The crux of the issue really comes down to this: why can’t ideas defend themselves?³ The historical purpose of criticism has been to strengthen an idea through argumentation (logical, philosophical, experimental). If an idea cannot survive a routine round of criticism, it is modified (to be criticised again) or, more usually, thrown out due to the simple fact that the majority of ideas are wrong. At this juncture, the idea holder has two options: forget the idea; or, defend it. The latest psychological research leaves very little doubt that people are biased toward the latter (conservatism bias: the failure to revise one’s beliefs in light of new evidence). Further, the next steps are just as predictable as the first: defending a failed idea (in our case: GMOs are unsafe) requires the liberal use of logical fallacies, ignorance of empirical facts, charges of conspiracy, and, often, misleading or false knowledge to give the appearance of scientific standing.
It follows then, that, in the conservatism (bias) of the anti-GMO brigade, they have employed the strategies of war to cleverly give their failed idea/s an unfair advantage in the marketplace of ideas, where even true scientific ideas must compete. (Whether they have done so accidentally or purposefully is a good question, however, it is actions that will leave their mark on history, not intention.) It is clear that their ideas cannot defend themselves on the grounds of their epistemic strength, they need the strategies of war to be taken seriously.
The fact that anti-GMO movement has continually gained political strength and have become the de facto trusted sources of information on the science of biotechnology has puzzled many saddled with the weakness of thinking rationally. “How did it happen?” I imagine many quietly asking themselves and their colleagues and friends? It seems that was no accident either. I shall let strategy 27 speak for itself: Seem to Work for the Interests of Others While Furthering Your Own.
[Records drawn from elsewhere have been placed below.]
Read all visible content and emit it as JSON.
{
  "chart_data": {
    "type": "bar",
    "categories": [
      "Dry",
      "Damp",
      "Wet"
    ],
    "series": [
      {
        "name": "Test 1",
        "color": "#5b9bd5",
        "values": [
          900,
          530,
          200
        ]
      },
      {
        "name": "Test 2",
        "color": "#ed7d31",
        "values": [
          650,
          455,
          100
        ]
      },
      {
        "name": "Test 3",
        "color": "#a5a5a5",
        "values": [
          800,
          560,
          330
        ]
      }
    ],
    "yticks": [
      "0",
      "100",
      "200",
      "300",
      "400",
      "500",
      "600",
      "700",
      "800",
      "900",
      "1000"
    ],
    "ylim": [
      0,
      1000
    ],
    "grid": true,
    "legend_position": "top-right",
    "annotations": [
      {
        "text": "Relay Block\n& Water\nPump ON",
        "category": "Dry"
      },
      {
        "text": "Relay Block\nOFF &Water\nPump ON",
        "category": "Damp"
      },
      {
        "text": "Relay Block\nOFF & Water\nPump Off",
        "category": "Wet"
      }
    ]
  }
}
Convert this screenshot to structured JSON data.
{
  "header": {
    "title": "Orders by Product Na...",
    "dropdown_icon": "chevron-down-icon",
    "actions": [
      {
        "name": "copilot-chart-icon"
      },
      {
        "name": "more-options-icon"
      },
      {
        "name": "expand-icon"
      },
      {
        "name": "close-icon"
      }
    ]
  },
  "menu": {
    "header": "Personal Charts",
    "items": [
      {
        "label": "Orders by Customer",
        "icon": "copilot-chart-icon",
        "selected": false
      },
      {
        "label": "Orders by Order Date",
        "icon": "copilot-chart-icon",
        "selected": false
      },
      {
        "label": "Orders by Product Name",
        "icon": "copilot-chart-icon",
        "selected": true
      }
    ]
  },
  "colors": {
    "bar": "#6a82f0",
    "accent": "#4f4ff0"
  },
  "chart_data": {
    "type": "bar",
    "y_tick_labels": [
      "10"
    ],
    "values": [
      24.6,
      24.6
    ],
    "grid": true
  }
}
FOOTNOTES:  - Paul Raeburn, Are these science writers and publications facing death threats for covering GMOs, Knight Science Journalism MIT, July 24 2014  (a) - Marcel Kuntz, Destruction of Public and Governmental Experiments of GMO in Europe, Science Daily, Vol 3. Issue 4, 2012 (b) - Leigh Phillips, Nanotechnology: Armed Resistance, Nature, Aug 29 2012  - I believe this meme was spoken by Carl Sagan, though the quote may not be word-for-word. The reason for this footnote is that I can't find an attribution to it, so I am not sure if it is accurate. Still, the point still stands: why can't ideas defend themselves.